(CTN News) – A Thai court sentenced a man to 50 years in prison for defaming the monarchy, the most severe term ever imposed under the country’s notorious lese majeste statute.
Mongkol Thirakot, thirty, was originally sentenced to 28 years in prison for Facebook statements he wrote three years ago.
However, on Thursday, an appeals court added an additional 22 years to the sentence.
The lese majeste statute makes any disparaging remarks about the monarchy illegal.
Thailand’s Notorious Lese Majeste Law: Man Receives 50-Year Sentence, Appeals Court Adds More Years
Despite the election of a civilian government last year for the first time in ten years, the widely condemned law remains in effect.
At the hearing on Thursday, the court stated that he had already reduced Mr Thirakot’s sentence by one-third due to the defendant’s cooperative attitude.
Mr Thirakot, an online apparel dealer from Chiang Rai province, has not been given an explanation for his hefty sentencing.

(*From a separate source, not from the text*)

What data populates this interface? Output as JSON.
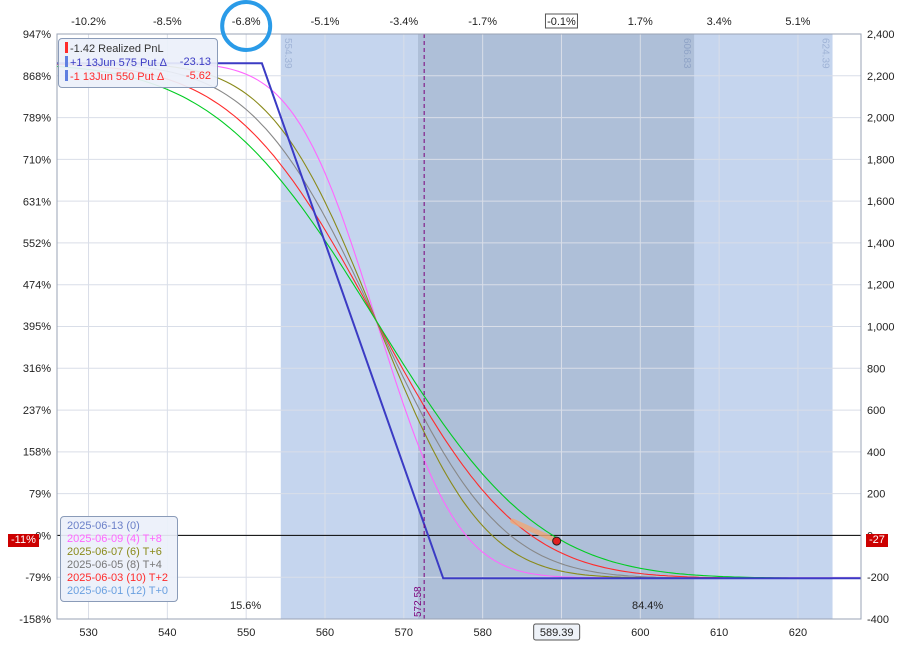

The judge alluded to many Facebook comments, and Thai courts often add further convictions for each individual post.
The lese majeste statute was momentarily suspended at the commencement of King Vajiralongkorn’s reign in 2019, but has been restored and widely used since the outbreak of historic student-led demonstrations three years ago, which demanded major monarchical reforms.
Arnon Nampa, an activist and lawyer who initially advocated for a public debate about the monarchy, had his prison sentence raised by four years on Wednesday.
Later in January, the Constitutional Court will decide whether to dissolve Move Forward, the young party that won the most votes in last year’s general election, over its proposal to amend the lese majeste law, which some Thai conservatives argue amounts to an attempt to overthrow the entire political order.